The dispersion interaction significantly affects deprotonation at position III of the keto–tautomer, whereas other sites—both in the keto-form, and at positions I, II, and III in the enol form—exhibit only minor sensitivity to dispersion. This suggests that thermodynamic descriptors associated with these sites are only marginally influenced by dispersion effects, which can therefore be reasonably neglected in practical calculations.

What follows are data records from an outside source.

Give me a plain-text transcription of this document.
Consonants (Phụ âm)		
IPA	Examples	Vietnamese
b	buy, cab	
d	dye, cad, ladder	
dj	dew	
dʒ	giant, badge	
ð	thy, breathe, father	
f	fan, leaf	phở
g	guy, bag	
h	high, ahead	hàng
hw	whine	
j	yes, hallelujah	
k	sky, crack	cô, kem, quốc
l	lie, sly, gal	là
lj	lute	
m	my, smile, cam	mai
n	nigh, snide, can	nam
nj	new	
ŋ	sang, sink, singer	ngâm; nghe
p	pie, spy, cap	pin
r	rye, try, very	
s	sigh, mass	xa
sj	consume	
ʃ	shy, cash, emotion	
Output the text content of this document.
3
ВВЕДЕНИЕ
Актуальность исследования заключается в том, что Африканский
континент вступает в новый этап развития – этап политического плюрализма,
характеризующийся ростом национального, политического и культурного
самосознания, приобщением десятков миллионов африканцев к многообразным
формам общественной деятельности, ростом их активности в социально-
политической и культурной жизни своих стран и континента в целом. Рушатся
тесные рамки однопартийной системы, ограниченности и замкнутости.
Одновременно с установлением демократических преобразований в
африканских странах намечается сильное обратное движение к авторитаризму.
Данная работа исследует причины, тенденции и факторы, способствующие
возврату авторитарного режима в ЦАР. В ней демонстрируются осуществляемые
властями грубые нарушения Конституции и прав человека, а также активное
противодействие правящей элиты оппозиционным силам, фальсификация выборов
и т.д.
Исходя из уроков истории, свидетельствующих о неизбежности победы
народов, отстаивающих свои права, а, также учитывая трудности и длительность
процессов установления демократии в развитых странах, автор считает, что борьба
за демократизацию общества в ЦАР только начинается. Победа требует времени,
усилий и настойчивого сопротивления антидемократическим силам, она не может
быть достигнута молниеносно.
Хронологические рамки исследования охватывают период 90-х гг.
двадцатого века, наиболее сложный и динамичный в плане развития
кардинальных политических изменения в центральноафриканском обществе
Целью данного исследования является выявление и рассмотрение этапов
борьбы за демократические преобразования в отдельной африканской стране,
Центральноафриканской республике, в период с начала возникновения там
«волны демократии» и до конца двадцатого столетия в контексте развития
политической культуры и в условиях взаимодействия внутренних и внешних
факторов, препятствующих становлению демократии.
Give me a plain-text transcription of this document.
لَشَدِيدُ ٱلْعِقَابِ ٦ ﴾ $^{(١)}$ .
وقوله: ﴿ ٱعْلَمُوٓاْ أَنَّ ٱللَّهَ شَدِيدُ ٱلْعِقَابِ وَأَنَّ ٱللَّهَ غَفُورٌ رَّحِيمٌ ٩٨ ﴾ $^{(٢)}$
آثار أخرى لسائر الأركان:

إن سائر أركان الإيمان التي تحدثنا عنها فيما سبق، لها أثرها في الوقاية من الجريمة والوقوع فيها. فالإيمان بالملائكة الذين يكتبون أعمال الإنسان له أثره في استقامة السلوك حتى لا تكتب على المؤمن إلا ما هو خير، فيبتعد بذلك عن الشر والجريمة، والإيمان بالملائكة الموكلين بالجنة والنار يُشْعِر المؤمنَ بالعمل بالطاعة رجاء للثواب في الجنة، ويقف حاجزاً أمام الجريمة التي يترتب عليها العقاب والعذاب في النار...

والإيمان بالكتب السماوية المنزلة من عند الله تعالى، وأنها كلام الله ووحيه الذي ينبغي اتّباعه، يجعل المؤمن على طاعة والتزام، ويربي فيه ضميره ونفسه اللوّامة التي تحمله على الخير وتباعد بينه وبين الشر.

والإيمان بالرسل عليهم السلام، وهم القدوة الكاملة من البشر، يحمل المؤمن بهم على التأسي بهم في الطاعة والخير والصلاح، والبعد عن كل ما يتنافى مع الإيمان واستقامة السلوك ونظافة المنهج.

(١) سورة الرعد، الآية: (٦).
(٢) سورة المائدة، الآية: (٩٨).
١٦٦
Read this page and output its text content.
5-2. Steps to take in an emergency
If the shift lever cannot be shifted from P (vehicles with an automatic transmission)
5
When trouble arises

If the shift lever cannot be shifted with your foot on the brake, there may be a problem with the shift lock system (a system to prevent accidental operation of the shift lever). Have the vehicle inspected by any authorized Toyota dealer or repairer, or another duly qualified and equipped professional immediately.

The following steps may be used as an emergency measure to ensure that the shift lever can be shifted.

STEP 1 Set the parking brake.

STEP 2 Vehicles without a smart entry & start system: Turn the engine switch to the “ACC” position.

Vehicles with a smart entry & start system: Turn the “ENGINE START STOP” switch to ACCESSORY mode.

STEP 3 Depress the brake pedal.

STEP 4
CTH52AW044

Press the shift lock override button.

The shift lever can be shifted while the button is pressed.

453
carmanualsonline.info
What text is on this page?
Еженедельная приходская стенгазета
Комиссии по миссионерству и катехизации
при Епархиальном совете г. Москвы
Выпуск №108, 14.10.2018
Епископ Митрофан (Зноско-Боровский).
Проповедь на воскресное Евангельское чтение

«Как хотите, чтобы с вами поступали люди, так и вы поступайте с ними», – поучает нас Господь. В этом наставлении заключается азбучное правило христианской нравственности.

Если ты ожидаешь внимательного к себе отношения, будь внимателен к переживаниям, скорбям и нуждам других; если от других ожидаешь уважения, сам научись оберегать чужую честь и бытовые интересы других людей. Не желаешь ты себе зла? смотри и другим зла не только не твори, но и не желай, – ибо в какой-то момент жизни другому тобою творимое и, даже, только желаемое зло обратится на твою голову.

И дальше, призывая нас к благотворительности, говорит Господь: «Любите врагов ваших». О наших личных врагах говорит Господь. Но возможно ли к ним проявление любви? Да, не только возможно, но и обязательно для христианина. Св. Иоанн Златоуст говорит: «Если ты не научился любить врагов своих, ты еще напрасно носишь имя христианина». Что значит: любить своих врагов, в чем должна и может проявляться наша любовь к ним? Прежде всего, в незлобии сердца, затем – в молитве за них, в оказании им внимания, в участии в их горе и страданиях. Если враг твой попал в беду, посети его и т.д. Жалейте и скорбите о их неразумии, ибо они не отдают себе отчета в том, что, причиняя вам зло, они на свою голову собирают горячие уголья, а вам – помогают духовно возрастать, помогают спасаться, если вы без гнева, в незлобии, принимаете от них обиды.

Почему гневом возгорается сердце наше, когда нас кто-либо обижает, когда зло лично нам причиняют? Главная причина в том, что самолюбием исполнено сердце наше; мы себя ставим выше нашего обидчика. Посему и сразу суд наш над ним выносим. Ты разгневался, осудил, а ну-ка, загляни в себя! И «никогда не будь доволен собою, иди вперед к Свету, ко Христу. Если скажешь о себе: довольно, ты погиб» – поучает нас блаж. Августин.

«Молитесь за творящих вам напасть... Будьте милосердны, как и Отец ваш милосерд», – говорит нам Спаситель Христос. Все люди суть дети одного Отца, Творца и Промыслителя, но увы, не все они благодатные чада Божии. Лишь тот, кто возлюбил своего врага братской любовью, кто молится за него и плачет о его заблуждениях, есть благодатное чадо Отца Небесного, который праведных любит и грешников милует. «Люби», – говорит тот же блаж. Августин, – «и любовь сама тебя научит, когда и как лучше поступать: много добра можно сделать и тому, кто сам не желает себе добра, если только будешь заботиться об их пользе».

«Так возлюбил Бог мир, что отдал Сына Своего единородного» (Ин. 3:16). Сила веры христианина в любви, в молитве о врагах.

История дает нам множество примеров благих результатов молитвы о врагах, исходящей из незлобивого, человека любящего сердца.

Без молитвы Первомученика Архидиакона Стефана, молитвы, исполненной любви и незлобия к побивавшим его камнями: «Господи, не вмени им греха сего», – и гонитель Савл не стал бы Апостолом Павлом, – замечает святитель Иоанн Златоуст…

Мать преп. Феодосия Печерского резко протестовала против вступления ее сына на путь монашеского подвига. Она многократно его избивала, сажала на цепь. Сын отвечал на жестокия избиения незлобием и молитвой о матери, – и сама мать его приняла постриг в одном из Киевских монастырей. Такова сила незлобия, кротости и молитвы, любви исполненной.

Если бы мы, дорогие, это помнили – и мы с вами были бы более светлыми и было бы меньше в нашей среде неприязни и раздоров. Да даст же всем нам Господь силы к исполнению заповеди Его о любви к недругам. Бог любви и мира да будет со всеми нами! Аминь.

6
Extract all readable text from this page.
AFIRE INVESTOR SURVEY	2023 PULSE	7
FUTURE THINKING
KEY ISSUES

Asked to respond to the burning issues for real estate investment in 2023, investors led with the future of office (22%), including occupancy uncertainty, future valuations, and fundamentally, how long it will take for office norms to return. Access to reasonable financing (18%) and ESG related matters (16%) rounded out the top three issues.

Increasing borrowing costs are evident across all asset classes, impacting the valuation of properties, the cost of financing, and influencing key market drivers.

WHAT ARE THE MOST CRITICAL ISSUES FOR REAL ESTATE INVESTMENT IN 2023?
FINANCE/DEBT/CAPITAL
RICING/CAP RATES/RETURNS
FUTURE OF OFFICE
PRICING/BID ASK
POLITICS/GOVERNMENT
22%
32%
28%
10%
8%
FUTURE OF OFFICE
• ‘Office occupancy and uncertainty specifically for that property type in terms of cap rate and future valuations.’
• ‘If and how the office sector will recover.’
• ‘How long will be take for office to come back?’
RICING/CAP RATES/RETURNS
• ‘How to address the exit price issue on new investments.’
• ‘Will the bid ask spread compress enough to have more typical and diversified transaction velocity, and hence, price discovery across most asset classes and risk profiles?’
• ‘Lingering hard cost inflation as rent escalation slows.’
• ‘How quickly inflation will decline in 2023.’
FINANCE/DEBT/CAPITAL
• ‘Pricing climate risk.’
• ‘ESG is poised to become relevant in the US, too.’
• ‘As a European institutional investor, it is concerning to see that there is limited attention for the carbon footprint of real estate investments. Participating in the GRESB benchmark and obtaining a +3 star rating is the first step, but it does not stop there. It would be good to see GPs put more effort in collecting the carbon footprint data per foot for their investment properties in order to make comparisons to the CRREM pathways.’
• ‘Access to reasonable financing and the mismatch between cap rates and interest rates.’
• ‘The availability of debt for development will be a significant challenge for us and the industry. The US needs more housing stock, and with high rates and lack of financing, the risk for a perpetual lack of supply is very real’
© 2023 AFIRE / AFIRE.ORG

However, dispersion cannot be ignored when computing the total electronic energy, as its inclusion results in a remarkable energy diminishing, thereby indicating a stabilizing effect on the curcumin molecule. In the limiting case, dispersion may equalize the total energies of the keto and enol forms in the aqueous phase, thereby challenging the prevailing view that the enol form is more stable than the ketone one. The influence of dispersion on the global chemical reactivity descriptors of curcumin is also minimal. In contrast, solvent polarity plays a significant role: the reactivity of curcumin increases with the dielectric constant of the surrounding medium. This observation suggests that the optimal environment for curcumin’s bioactivity is a solvent mixture—such as water/ethanol—where water promotes activation, while ethanol facilitates solubility, a sine qua non condition for initiating its chemical activity and biological functions.
The proposed mixed mechanism of radical deactivation serves as an important guideline for designing new curcumin analogs [
17,
18,
23,
26,
33,
84], which should exhibit at least comparable activity in this respect to the parent compound. For this purpose, strategies that modify the base structure—successfully applied to compounds other than curcumin—can be employed [
85,
86]. Currently, research is being conducted on novel di-curcuminoid derivatives characterized by enhanced efficiency in free radical scavenging and based on the multi-step deactivation mechanism. The results of these studies will be published shortly.